You can create the Holiday objects mentioned in def regular_holidays(self)` through the `pandas <https://pandas.pydata.org/pandas-docs/stable/>`__ module, ``pandas.tseries.holiday.Holiday, and also take a look at the LSEExchangeCalendar code as an example, or take a look at the code snippet below.
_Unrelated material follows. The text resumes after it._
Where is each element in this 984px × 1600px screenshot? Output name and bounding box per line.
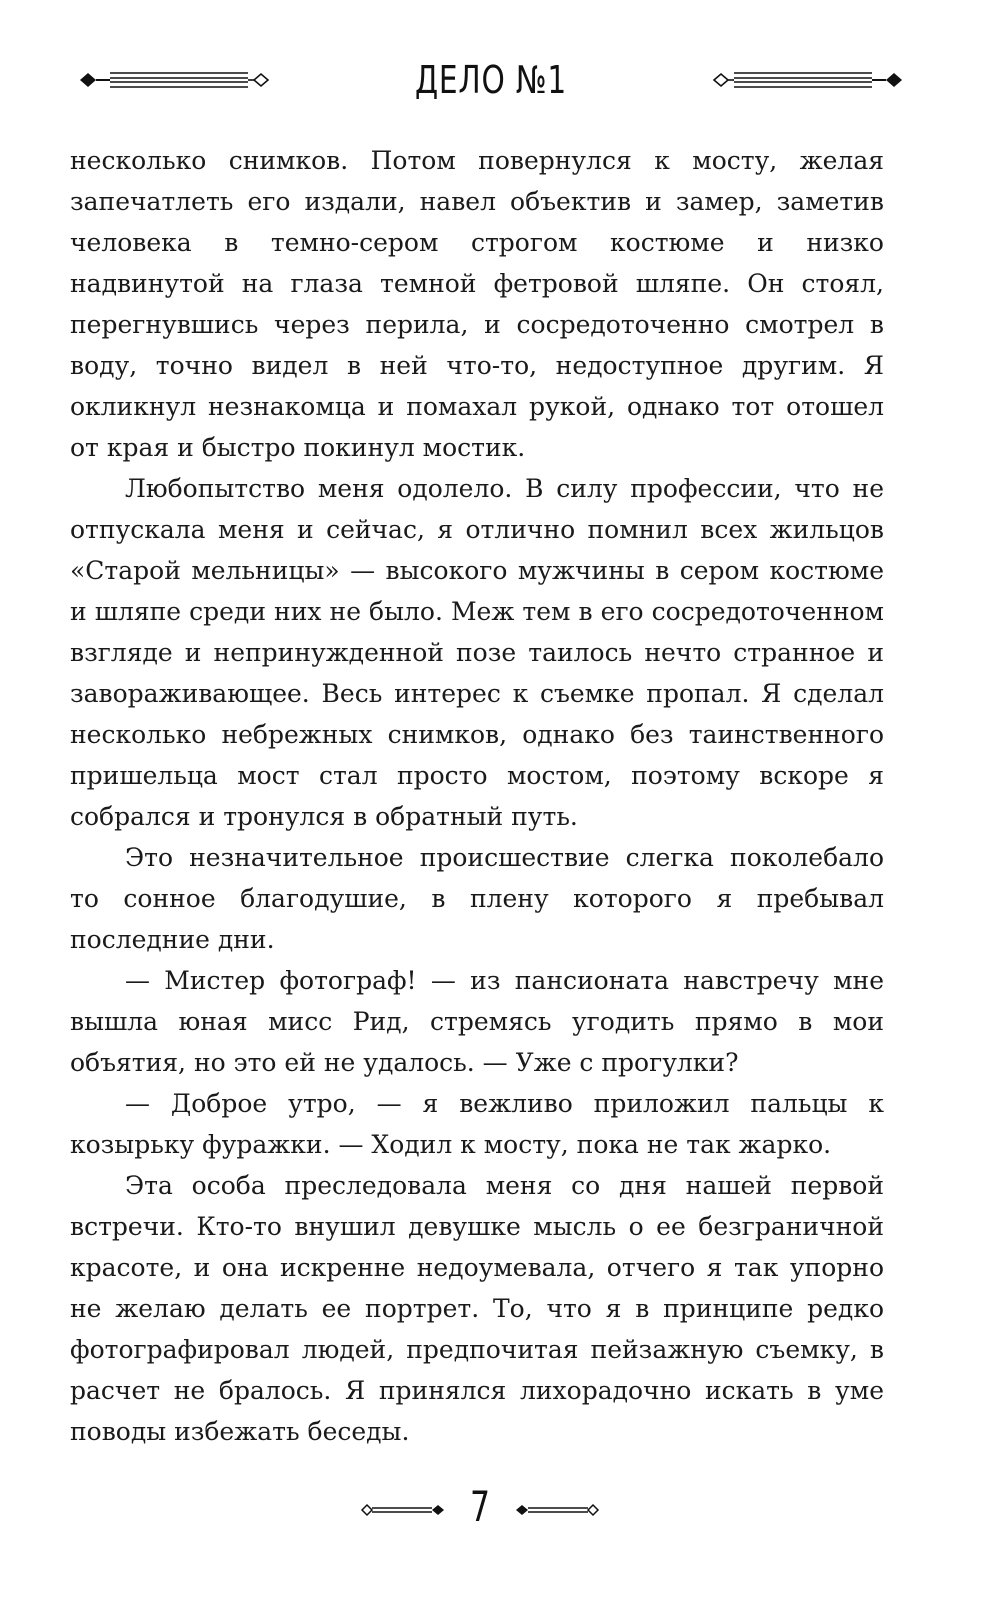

from pandas.tseries.holiday import (
    Holiday,
    DateOffset,
    MO
)

SomeSpecialDay = Holiday(
    "Some Special Day",
    month=1,
    day=9,
    offset=DateOffSet(weekday=MO(-1))
)

Building a Custom Trading Calendar

Now we’ll build our own custom trading calendar. This calendar will be used for trading assets that can be traded on a 24/7 exchange calendar. This means that it will be open on Monday, Tuesday, Wednesday, Thursday, Friday, Saturday, and Sunday, and the exchange will open at 12AM and close at 11:59PM. The timezone which we’ll use is UTC.

First we’ll start off by importing some modules that will be useful to us.
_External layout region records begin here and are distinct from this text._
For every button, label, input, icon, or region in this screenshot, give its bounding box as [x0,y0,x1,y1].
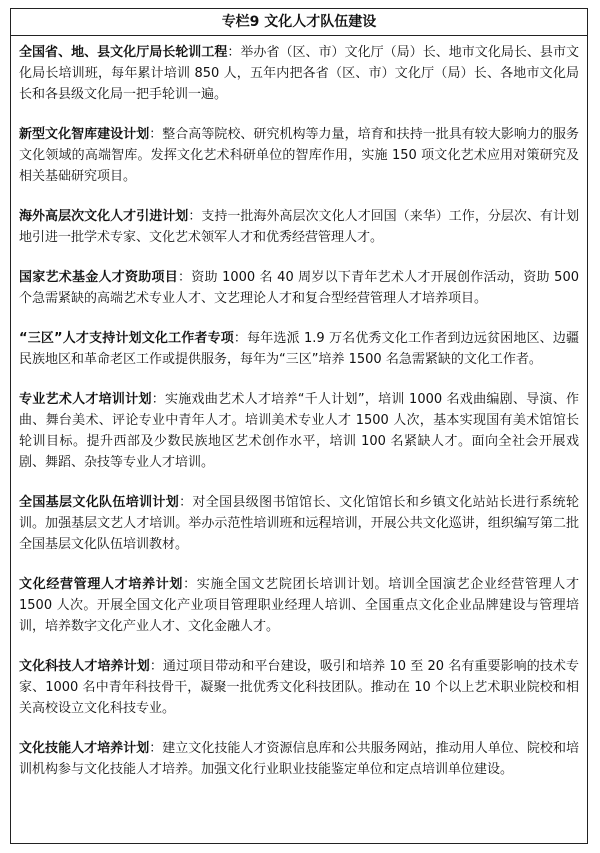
program-heading: 新型文化智库建设计划 [19,127,150,142]
program-heading: 国家艺术基金人才资助项目 [19,270,178,285]
program-heading: “三区”人才支持计划文化工作者专项 [19,331,234,346]
program-item [19,389,579,473]
program-item [19,124,579,187]
column-content [11,36,587,780]
program-text: ：实施全国文艺院团长培训计划。培训全国演艺企业经营管理人才 1500 人次。开展全国文化产业项目管理职业经理人培训、全国重点文化企业品牌建设与管理培训，培养数字文化产业人才、文化金融人才。 [19,577,579,634]
program-text: ：每年选派 1.9 万名优秀文化工作者到边远贫困地区、边疆民族地区和革命老区工作或提供服务，每年为“三区”培养 1500 名急需紧缺的文化工作者。 [19,331,579,367]
program-text: ：对全国县级图书馆馆长、文化馆馆长和乡镇文化站站长进行系统轮训。加强基层文艺人才培训。举办示范性培训班和远程培训，开展公共文化巡讲，组织编写第二批全国基层文化队伍培训教材。 [19,495,579,552]
program-item [19,206,579,248]
program-text: ：举办省（区、市）文化厅（局）长、地市文化局长、县市文化局长培训班，每年累计培训 850 人，五年内把各省（区、市）文化厅（局）长、各地市文化局长和各县级文化局一把手轮训一遍。 [19,45,579,102]
program-item [19,328,579,370]
column-title: 专栏9 文化人才队伍建设 [11,9,587,36]
program-heading: 文化科技人才培养计划 [19,659,150,674]
program-heading: 全国省、地、县文化厅局长轮训工程 [19,45,228,60]
program-text: ：支持一批海外高层次文化人才回国（来华）工作，分层次、有计划地引进一批学术专家、文化艺术领军人才和优秀经营管理人才。 [19,209,579,245]
program-heading: 专业艺术人才培训计划 [19,392,152,407]
program-text: ：整合高等院校、研究机构等力量，培育和扶持一批具有较大影响力的服务文化领域的高端智库。发挥文化艺术科研单位的智库作用，实施 150 项文化艺术应用对策研究及相关基础研究项目。 [19,127,579,184]
program-text: ：资助 1000 名 40 周岁以下青年艺术人才开展创作活动，资助 500 个急需紧缺的高端艺术专业人才、文艺理论人才和复合型经营管理人才培养项目。 [19,270,579,306]
program-item [19,574,579,637]
program-text: ：通过项目带动和平台建设，吸引和培养 10 至 20 名有重要影响的技术专家、1000 名中青年科技骨干，凝聚一批优秀文化科技团队。推动在 10 个以上艺术职业院校和相关高校设立文化科技专业。 [19,659,579,716]
program-item [19,492,579,555]
column-box [10,8,588,844]
program-heading: 海外高层次文化人才引进计划 [19,209,189,224]
program-text: ：实施戏曲艺术人才培养“千人计划”，培训 1000 名戏曲编剧、导演、作曲、舞台美术、评论专业中青年人才。培训美术专业人才 1500 人次，基本实现国有美术馆馆长轮训目标。提升西部及少数民族地区艺术创作水平，培训 100 名紧缺人才。面向全社会开展戏剧、舞蹈、杂技等专业人才培训。 [19,392,579,470]
program-heading: 全国基层文化队伍培训计划 [19,495,180,510]
program-item [19,656,579,719]
program-heading: 文化技能人才培养计划 [19,741,150,756]
program-item [19,738,579,780]
program-text: ：建立文化技能人才资源信息库和公共服务网站，推动用人单位、院校和培训机构参与文化技能人才培养。加强文化行业职业技能鉴定单位和定点培训单位建设。 [19,741,579,777]
program-item [19,267,579,309]
program-item [19,42,579,105]
program-heading: 文化经营管理人才培养计划 [19,577,184,592]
# for setting our open and close times
from datetime import time
# for setting our start and end sessions
import pandas as pd
# for setting which days of the week we trade on
from pandas.tseries.offsets import CustomBusinessDay
# for setting our timezone
from pytz import timezone

# for creating and registering our calendar
from trading_calendars import register_calendar, TradingCalendar
from zipline.utils.memoize import lazyval

And now we’ll actually build this calendar, which we’ll call TFSExchangeCalendar:

class TFSExchangeCalendar(TradingCalendar):
  """
  An exchange calendar for trading assets 24/7.

  Open Time: 12AM, UTC
  Close Time: 11:59PM, UTC
  """

  @property
  def name(self):
    """
    The name of the exchange, which Zipline will look for
    when we run our algorithm and pass TFS to
    the --trading-calendar CLI flag.
    """
    return "TFS"

  @property
  def tz(self):
    """
    The timezone in which we'll be running our algorithm.
    """
    return timezone("UTC")

  @property
  def open_time(self):
    """
    The time in which our exchange will open each day.
    """
    return time(0, 0)

  @property
  def close_time(self):
    """
    The time in which our exchange will close each day.
    """
    return time(23, 59)

  @lazyval
  def day(self):
    """
    The days on which our exchange will be open.
    """
    weekmask = "Mon Tue Wed Thu Fri Sat Sun"
    return CustomBusinessDay(
      weekmask=weekmask
    )

Conclusions

In order for you to run your algorithm with this calendar, you’ll need have a data bundle in which your assets have dates that run through all days of the week. You can read about how to make your own data bundle in the Writing a New Bundle documentation, or use the csvdir bundle for creating a bundle from CSV files.